Hi Meltingpot Readers,
So, you know I’m working on my next book that will explore the role of colorism in American families. Right now I’m deep into the research, so the majority of my waking hours are spent trying to figure out why so many people of color only see beauty and self-worth in light skin. As you can imagine, it’s a search with no satisfying answer and it is almost impossible not to have a head banging moment at least once a day when I discover something even more ridiculous in terms of the lengths people have gone or will go to erase the pigment from their skin. Like Japanese geishas using nightingale poop in their facials because it reportedly lightens the skin.
And then yesterday, I saw this on the bottom shelf at the grocery store.

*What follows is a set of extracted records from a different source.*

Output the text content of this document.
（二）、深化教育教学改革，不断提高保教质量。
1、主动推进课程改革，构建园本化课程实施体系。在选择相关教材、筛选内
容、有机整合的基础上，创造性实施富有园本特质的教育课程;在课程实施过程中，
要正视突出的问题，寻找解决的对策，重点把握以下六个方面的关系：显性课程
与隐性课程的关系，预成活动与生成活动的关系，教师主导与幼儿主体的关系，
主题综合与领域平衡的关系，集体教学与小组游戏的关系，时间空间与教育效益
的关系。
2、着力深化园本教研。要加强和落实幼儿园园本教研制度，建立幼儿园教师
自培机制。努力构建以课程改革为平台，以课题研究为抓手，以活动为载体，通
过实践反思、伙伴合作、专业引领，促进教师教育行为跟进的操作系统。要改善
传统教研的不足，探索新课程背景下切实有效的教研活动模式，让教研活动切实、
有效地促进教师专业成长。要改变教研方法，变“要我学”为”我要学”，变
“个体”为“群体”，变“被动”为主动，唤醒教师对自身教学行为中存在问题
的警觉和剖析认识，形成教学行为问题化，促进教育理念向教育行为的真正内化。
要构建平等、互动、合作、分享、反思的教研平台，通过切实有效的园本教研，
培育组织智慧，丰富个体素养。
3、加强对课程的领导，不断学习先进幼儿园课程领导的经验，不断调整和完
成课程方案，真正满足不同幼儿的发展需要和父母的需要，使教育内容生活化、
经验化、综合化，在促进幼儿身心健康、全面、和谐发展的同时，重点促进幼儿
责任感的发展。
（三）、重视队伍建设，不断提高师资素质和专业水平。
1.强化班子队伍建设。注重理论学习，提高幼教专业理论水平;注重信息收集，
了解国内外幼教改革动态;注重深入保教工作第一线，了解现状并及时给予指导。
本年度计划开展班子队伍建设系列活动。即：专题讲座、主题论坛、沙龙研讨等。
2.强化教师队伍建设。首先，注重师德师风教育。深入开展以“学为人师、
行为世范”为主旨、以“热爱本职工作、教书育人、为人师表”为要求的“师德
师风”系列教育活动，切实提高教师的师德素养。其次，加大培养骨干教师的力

Yes, it’s skin lightening soap, but that’s not what made me pause. It’s the fact that the soap is manufactured by the same company that makes African Black Soap. That just seems so wrong, so I did a little digging to find out who owns this nefarious company that promotes itself as traditionally African, yet creates products that would strip Africans of one of their most defining features, their dark skin. I guessed it might be a White-owned company, because they wouldn’t care much about the politics of identity and might be greedy enough to try to sell African pride and Black self-hatred on the same store shelf. Then I realized that skin lighteners are big business all over Africa today, so it could be an African company that simply tries to please all of its customer base. What I didn’t suspect is that Mandina Industrial Corporation, makers of African Black Soap and Skin Lightening Cream, was started by a Bangladeshi media tycoon in Brooklyn, New York.
The things you learn. Do you care who makes your soaps and shampoos? How often do you see skin whiteners on the store shelves? I’m so listening.